Возможно, и наши студенты, чувствуя слабый интерес России к Монголии, редко выбирают для изучения русский язык. На первом курсе все изучают английский, а со следующего курса выбирают по желанию второй язык. Так вот, чаще всего это китайский. Потом идут японский, корейский, французский, немецкий... Мы все — и в МГИМО, и в ИМО — должны обратить на это внимание. Ведь Монголия не просто сосед России, мы важны для нее стратегически, политически, географически. Мне кажется, мы должны усилить обмен на уровне преподавателей. ИМО в прошлом году приглашал на важную конференцию представителя МГИМО, но тот не приехал. Мы тоже хотели бы посылать профессоров, преподавателей на конференции и семинары, которые во множестве проходят в вашем университете. Но нам не присылают приглашений, а самим нам просить об этом неудобно.

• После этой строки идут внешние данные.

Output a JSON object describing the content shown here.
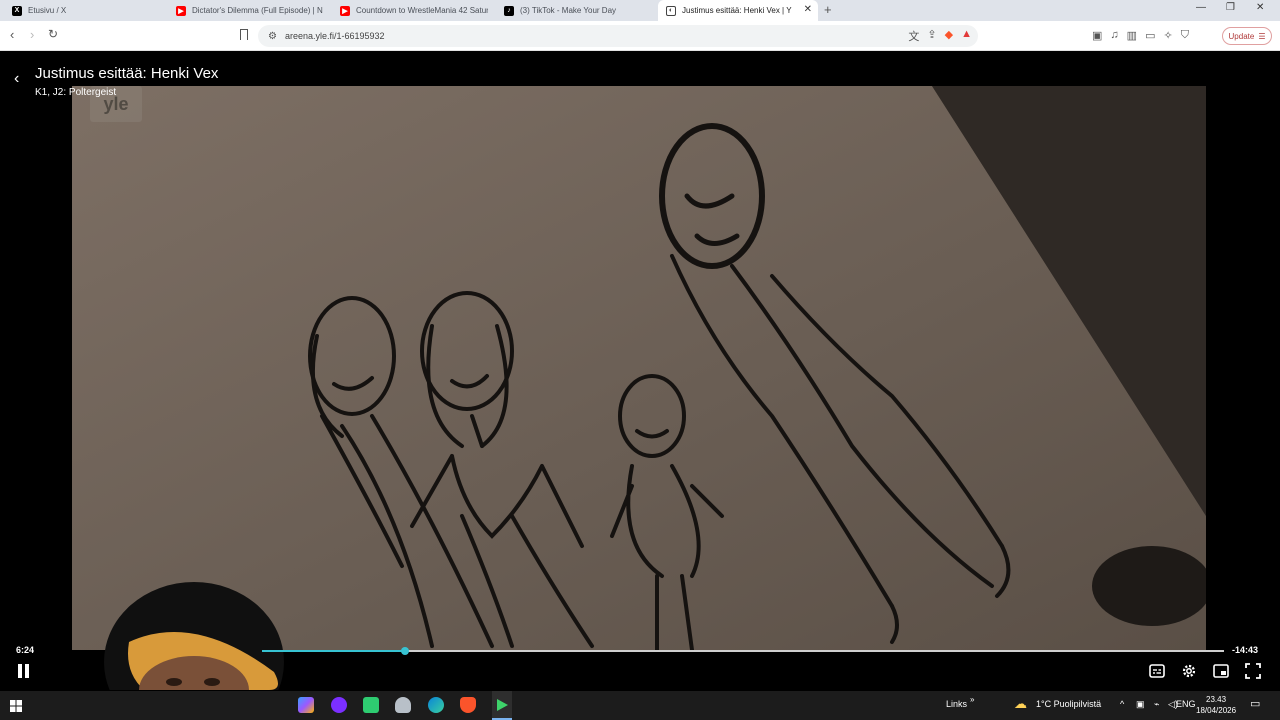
{
  "browser": {
    "tabs": [
      {
        "title": "Etusivu / X",
        "icon": "x-logo-icon",
        "color": "#000000"
      },
      {
        "title": "Dictator's Dilemma (Full Episode) | N",
        "icon": "youtube-icon",
        "color": "#ff0000"
      },
      {
        "title": "Countdown to WrestleMania 42 Satur",
        "icon": "youtube-icon",
        "color": "#ff0000"
      },
      {
        "title": "(3) TikTok - Make Your Day",
        "icon": "tiktok-icon",
        "color": "#000000"
      },
      {
        "title": "Justimus esittää: Henki Vex | Y",
        "icon": "yle-areena-icon",
        "color": "#444444",
        "active": true
      }
    ],
    "url": "areena.yle.fi/1-66195932",
    "update_label": "Update"
  },
  "player": {
    "title": "Justimus esittää: Henki Vex",
    "subtitle": "K1, J2: Poltergeist",
    "watermark": "yle",
    "elapsed": "6:24",
    "remaining": "-14:43",
    "progress_fraction": 0.149
  },
  "taskbar": {
    "links_label": "Links",
    "weather": "1°C  Puolipilvistä",
    "language": "ENG",
    "time": "23.43",
    "date": "18/04/2026"
  },
  "colors": {
    "progress": "#37c3d2",
    "brave": "#fb542b"
  }
}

Иногда мы скучаем по временам, когда российских специалистов в Монголии было много. Сейчас к нам приезжают в основном корейцы, японцы, американцы, французы, немцы, у нас с ними бурно развиваются обмены, а с Россией уровень взаимодействия довольно низкий. А когда-то монгольских студентов было очень много в МГИМО. Помню, в 1999 году меня принимал в Москве ректор А. В. Торкунов и сказал: «У нас много выпускников в Монголии, мы любим их и гордимся ими». Сейчас, когда Россия стала активна в АТР, возможно, ситуация изменится к лучшему. Очень хотелось бы на это надеяться.